People are always saying they’re going to quit Facebook for one reason or another but what would it really take to get even a quarter of them to go?
Could auto-play video ads chase them away?
According to Mashable, Facebook has slowed the launch of their controversial video ad unit. It might be summer before we see these ads because Facebook is still studying the results of the ONE test they ran. Really? Or maybe they don’t have a lot of companies lining up to pay the estimated $1 to $2.5 million. Some say it’s a good deal because the ad will run at the top of every newsfeed. But remember, it’s going to run without sound so it will be easily ignored. Whose ready to take a million dollar marketing chance?
Facebook’s mobile ads are doing well but that doesn’t mean more ads are coming any time soon. Facebook CFO David Ebersman recently spoke at the Goldman Sachs Technology and Internet Conference and TechCrunch has that story:
Ebersman replied that the company saw last year that mobile ads don’t just “continue to perform really well for marketers” but also have “a limited or negligible impact on engagement,” as shown in part by user surveys.

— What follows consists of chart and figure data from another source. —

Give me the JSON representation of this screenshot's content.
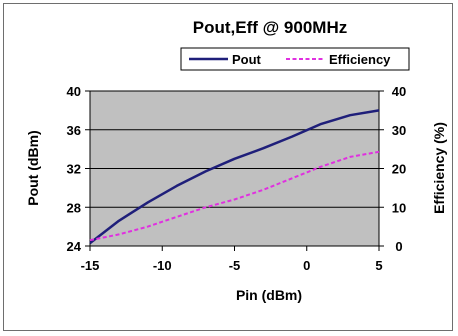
{
  "chart_data": {
    "type": "line",
    "title": "Pout,Eff @ 900MHz",
    "xlabel": "Pin (dBm)",
    "ylabel_left": "Pout (dBm)",
    "ylabel_right": "Efficiency (%)",
    "xlim": [
      -15,
      5
    ],
    "ylim_left": [
      24,
      40
    ],
    "ylim_right": [
      0,
      40
    ],
    "x_ticks": [
      "-15",
      "-10",
      "-5",
      "0",
      "5"
    ],
    "y_left_ticks": [
      "24",
      "28",
      "32",
      "36",
      "40"
    ],
    "y_right_ticks": [
      "0",
      "10",
      "20",
      "30",
      "40"
    ],
    "grid": "horizontal",
    "legend_position": "top",
    "plot_background": "#c0c0c0",
    "series": [
      {
        "name": "Pout",
        "axis": "left",
        "style": "solid",
        "color": "#1f1f7a",
        "x": [
          -15,
          -13,
          -11,
          -9,
          -7,
          -5,
          -3,
          -1,
          1,
          3,
          5
        ],
        "y": [
          24.3,
          26.6,
          28.5,
          30.2,
          31.7,
          33.0,
          34.1,
          35.3,
          36.6,
          37.5,
          38.0
        ]
      },
      {
        "name": "Efficiency",
        "axis": "right",
        "style": "dashed",
        "color": "#e030e0",
        "x": [
          -15,
          -13,
          -11,
          -9,
          -7,
          -5,
          -3,
          -1,
          1,
          3,
          5
        ],
        "y": [
          1.5,
          3.0,
          5.0,
          7.5,
          10.0,
          12.0,
          14.5,
          17.5,
          20.5,
          23.0,
          24.3
        ]
      }
    ]
  }
}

At the same time, he suggested that Facebook won’t increasing the quantity of mobile ads as it did in 2013. Even though “the number of ads in the News Feed is an important variable,” it’s not only one the company focuses on. He said Facebook will also be experimenting with things like the size and position of the ads: “All of this goes into trying to find the right balance.”
Goals for the next ten years; improving graph search so you can easily find what you need and “wiring up” everyone in the world. Easy peasy.
“It’s quite easy to see how ads could fit into [Paper] … but there’s no reason for us to do that right now — we’ve so much to do with the current monetizing of current products we have.”